AddictedCS / soundfingerprinting

Open source audio fingerprinting in .NET. An efficient algorithm for acoustic fingerprinting written purely in C#.
https://emysound.com
MIT License
925 stars 187 forks source link

Using Fingerprints as start and end triggers for recording #222

Open SchroeerM opened 2 months ago

SchroeerM commented 2 months ago

Hey, I try to use the library to create multiple fingerprints from prerecorded files to find matches in an stream. This works well but I couldn't figure out how I can access the plain stream in the AVQueryResult for start or stop recording. Additionally it would be very interesting if you see a way how I could create a fifo-buffer of approx. 10 seconds to start the recording exactly where the fingerprint matches. Is there a way to use your solution for my needs or do I have to switch to an alternative? Thanks, Michael

AddictedCS commented 1 month ago

The following steps will help you with the problem you are trying to solve:

  1. You can instantiate RealtimeQueryCommand with an InterceptAVTrack that can capture AVTrack which is sent to the query command.
  2. AVTrack contains AudioSamples (float[]) which are the downsampled audio samples that were used to generate the fingerprints. You can save all the samples in a FIFO buffer, capture the audio that queries the data storage.
  3. Inside config.SuccessCallback, when the match finishes, you have the matches that can resolve the media that you've stored in the FIFO buffer.
  4. Resolve the media, and save it as 5512Hz Mono WAV file, generating playback.

A high level code sample:

 QueryCommandBuilder
                .Instance
                .BuildRealtimeQueryCommand()
                .From(source)
                .WithRealtimeQueryConfig(config => config.SuccessCallback = result => /*resolve FIFO buffer AVSamples*/)
                .InterceptAVTrack(avTrack => avTrack.Audio.Samples /*save av track into FIFO buffer*/)
                .UsingServices(modelService)
                .Query()

Hope it makes sense.

SchroeerM commented 1 month ago

Thanks for your answer. That means that I could only access the stream in 5512Hz mono quality?
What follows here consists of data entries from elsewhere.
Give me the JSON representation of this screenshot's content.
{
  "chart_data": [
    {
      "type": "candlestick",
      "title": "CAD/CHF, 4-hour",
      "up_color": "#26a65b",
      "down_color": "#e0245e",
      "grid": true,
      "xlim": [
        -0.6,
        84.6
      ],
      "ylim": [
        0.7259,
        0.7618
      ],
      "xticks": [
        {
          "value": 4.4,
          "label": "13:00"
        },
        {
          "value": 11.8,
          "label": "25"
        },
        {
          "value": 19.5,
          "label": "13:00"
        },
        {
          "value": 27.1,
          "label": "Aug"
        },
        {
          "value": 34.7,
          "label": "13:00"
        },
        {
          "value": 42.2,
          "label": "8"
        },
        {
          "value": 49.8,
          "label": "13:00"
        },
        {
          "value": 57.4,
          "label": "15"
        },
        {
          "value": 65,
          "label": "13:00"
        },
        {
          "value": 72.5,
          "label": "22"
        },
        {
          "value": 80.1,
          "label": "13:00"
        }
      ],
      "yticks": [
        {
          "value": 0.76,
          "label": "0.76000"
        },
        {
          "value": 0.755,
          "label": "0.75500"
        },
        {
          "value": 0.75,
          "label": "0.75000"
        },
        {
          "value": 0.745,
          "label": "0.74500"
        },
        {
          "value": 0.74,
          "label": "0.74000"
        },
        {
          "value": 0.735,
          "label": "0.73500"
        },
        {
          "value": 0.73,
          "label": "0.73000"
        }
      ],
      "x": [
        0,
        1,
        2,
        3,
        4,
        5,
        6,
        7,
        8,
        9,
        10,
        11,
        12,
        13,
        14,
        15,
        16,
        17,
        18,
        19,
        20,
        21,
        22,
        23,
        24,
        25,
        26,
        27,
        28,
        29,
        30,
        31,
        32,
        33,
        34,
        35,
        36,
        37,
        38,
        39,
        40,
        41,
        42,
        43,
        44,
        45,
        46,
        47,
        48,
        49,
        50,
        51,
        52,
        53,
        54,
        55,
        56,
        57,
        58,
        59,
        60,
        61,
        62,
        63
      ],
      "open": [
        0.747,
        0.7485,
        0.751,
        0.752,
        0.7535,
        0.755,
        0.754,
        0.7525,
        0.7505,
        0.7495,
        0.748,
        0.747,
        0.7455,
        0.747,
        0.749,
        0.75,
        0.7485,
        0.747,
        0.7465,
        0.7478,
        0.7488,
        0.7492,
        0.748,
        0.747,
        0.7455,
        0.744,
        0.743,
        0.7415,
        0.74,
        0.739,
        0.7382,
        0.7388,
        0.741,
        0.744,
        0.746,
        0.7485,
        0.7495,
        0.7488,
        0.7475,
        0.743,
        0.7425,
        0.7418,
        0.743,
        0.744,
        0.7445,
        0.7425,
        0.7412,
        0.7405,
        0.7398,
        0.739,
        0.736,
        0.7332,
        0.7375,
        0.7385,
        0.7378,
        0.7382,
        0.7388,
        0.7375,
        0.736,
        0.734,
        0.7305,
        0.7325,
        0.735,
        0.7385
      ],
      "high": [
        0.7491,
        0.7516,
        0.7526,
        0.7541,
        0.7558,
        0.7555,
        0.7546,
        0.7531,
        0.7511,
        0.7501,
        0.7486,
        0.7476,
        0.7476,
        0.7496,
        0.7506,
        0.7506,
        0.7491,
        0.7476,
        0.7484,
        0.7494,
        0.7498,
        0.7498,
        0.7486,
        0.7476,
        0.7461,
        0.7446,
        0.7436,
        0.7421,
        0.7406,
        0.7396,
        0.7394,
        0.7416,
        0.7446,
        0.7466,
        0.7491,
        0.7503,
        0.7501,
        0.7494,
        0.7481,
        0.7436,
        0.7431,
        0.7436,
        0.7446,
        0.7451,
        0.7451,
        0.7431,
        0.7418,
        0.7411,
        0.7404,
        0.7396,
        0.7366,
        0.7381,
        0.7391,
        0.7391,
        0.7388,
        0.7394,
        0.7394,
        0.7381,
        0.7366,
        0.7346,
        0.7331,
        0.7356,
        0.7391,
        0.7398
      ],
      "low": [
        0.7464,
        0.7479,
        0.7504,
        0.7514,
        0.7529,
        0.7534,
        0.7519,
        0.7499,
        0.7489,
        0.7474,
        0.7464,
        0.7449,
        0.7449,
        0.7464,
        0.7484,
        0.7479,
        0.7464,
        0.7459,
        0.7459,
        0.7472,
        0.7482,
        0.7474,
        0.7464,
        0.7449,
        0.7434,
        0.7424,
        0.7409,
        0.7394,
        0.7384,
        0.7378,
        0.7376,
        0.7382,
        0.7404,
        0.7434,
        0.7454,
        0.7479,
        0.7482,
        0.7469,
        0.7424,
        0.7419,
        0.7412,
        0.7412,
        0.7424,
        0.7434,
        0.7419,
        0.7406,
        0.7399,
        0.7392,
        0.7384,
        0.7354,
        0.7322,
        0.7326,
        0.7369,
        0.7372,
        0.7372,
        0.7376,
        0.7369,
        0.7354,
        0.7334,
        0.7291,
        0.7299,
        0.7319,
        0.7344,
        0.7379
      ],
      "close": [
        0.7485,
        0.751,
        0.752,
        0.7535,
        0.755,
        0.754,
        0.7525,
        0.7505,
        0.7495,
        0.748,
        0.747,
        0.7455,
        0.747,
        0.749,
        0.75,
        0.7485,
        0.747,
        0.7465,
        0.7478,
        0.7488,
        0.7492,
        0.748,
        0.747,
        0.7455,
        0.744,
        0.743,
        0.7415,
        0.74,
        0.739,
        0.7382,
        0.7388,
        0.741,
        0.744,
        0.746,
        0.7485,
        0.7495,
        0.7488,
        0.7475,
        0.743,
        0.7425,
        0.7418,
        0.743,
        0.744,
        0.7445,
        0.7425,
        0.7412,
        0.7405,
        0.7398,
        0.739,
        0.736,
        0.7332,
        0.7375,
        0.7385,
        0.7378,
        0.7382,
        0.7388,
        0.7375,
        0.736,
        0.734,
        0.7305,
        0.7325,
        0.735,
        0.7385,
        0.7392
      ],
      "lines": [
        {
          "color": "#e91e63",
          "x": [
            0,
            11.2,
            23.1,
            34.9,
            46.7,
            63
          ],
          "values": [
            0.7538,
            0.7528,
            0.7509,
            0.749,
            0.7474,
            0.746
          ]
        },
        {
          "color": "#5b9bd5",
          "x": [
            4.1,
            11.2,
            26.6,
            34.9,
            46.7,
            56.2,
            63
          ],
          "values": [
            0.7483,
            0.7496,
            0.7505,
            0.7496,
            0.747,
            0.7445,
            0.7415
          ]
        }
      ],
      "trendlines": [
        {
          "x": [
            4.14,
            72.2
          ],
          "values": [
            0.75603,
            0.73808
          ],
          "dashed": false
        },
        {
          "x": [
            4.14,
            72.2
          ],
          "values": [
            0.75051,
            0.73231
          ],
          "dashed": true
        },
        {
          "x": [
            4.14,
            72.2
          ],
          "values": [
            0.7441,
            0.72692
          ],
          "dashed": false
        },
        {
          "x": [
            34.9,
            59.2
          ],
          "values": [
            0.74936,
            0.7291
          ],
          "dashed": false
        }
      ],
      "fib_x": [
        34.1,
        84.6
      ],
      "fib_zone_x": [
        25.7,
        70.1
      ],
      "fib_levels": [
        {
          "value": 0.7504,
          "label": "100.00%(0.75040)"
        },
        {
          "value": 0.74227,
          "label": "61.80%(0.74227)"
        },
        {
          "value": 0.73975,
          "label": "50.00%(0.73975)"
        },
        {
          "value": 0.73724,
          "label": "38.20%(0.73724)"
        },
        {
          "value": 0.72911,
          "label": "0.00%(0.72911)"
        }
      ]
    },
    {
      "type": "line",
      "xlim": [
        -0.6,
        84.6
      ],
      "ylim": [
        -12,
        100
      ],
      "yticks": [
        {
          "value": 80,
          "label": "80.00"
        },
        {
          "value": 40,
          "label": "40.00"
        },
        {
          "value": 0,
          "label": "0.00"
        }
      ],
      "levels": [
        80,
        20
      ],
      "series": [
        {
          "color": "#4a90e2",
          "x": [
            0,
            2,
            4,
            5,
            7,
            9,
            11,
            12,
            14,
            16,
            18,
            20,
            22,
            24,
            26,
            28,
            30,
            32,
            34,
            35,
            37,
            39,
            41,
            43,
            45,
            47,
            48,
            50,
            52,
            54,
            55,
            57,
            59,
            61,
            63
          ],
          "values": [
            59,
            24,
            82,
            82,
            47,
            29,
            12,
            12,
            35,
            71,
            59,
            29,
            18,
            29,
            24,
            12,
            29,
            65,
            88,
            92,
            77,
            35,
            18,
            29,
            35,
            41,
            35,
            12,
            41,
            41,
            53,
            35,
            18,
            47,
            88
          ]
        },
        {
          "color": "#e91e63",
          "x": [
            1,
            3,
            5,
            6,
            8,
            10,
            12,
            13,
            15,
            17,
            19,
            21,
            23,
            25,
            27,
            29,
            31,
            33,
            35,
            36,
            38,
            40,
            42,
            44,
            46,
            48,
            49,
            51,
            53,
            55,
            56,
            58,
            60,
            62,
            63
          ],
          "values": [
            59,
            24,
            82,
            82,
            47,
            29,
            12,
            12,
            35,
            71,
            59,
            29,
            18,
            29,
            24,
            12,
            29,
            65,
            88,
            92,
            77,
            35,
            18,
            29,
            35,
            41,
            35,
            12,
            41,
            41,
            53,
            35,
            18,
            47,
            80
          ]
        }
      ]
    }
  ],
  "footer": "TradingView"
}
I reworked my software to the other way. Currently I detect silence in the stream and use the silence as start/stop trigger for recording. Every saved file I will analyse with my fingerprints and if theres a match then I will export the file to an different folder. The Stream I work on produces large empty silence lines between the interesting parts so that seemed to be the better way for me.